Os Beastie Boys são os maiores… está dito! Não é fácil eleger um álbum favorito, mas a verdade é que, mais uma vez, por influência da rádio, sou forçado a confessar que Ill Communication ocupa um lugar especial no meu top de álbuns favoritos. Em 1994, quando os Beastie lançaram o álbum, estava na Xfm e foi aí, da forma mais inesperada, que ficámos a conhecer o novo álbum do grupo. Os Cocteau Twins estavam em Lisboa, para tocar no Coliseu e, por artes mágicas, a Isilda Sanches conseguiu arrastar o Robin Guthrie para os estúdios da X. Resolvemos fazer uma emissão especial com o homem, um misto de conversa e música escolhida por ele. Quando chegou a altura de fechar a entrevista, o Robin disse que queria passar uma coisa nova, que iria ser lançada em breve, que uns amigos lhe tinham enviado em cassete. Uma surpresa! Tudo preparado, despedimo-nos e metemos a música. Era Sure Shot, a faixa de abertura de Ill Communication, num rigoroso exclusivo mundial da Xfm… bem, pelo menos nacional, foi de certeza. Para além da história, é inegável que é um dos melhores discos dos Beastie Boys, carregado de clássicos, num regresso às roots do hip-hop nova-iorquino.

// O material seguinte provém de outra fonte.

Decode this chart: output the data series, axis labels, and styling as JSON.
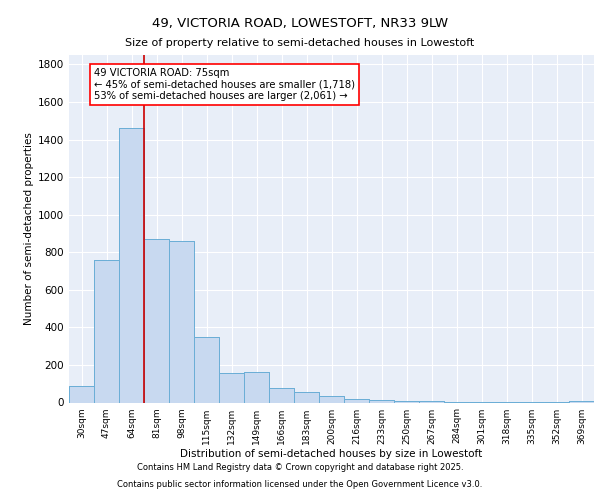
{
  "title1": "49, VICTORIA ROAD, LOWESTOFT, NR33 9LW",
  "title2": "Size of property relative to semi-detached houses in Lowestoft",
  "xlabel": "Distribution of semi-detached houses by size in Lowestoft",
  "ylabel": "Number of semi-detached properties",
  "categories": [
    "30sqm",
    "47sqm",
    "64sqm",
    "81sqm",
    "98sqm",
    "115sqm",
    "132sqm",
    "149sqm",
    "166sqm",
    "183sqm",
    "200sqm",
    "216sqm",
    "233sqm",
    "250sqm",
    "267sqm",
    "284sqm",
    "301sqm",
    "318sqm",
    "335sqm",
    "352sqm",
    "369sqm"
  ],
  "values": [
    90,
    760,
    1460,
    870,
    860,
    350,
    155,
    165,
    75,
    55,
    35,
    20,
    15,
    10,
    8,
    5,
    3,
    2,
    2,
    2,
    10
  ],
  "bar_color": "#c8d9f0",
  "bar_edge_color": "#6baed6",
  "background_color": "#e8eef8",
  "grid_color": "#ffffff",
  "annotation_text": "49 VICTORIA ROAD: 75sqm\n← 45% of semi-detached houses are smaller (1,718)\n53% of semi-detached houses are larger (2,061) →",
  "footer1": "Contains HM Land Registry data © Crown copyright and database right 2025.",
  "footer2": "Contains public sector information licensed under the Open Government Licence v3.0.",
  "ylim": [
    0,
    1850
  ],
  "yticks": [
    0,
    200,
    400,
    600,
    800,
    1000,
    1200,
    1400,
    1600,
    1800
  ]
}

Steve Reich “Music For 18 Musicians”

(1978)

Steve Reich é o meu compositor favorito. Nunca me esquecerei dos dois concertos inesquecíveis a que assisti na Gulbenkian, no final dos anos 80, numa retrospetiva da obra do compositor americano, interpretada pelo Reich Ensemble, com a presença do próprio. Music For 18 Musicians foi uma das obras que passou pelo Grande Auditório da Gulbenkian e, se não estou em erro, o primeiro disco que comprei de Reich, depois de a ter ouvido pela primeira vez no programa “Musonautas” do Jorge Lima Barreto, que seguia religiosamente na Rádio Comercial, uma vez por semana, logo a seguir ao “Som da Frente” do António Sérgio. O ritmo e a percussão são centrais em toda a obra de Reich, e não espanta, por isso, que a sua influência se estenda muito para lá dos territórios da música contemporânea, contaminando várias áreas da música pop, sobretudo, a música de dança e eletrónica. Para mim, é um génio da música. A minha homenagem semanal acontece no meu programa na Antena 3. O indicativo é feito com uma música dele.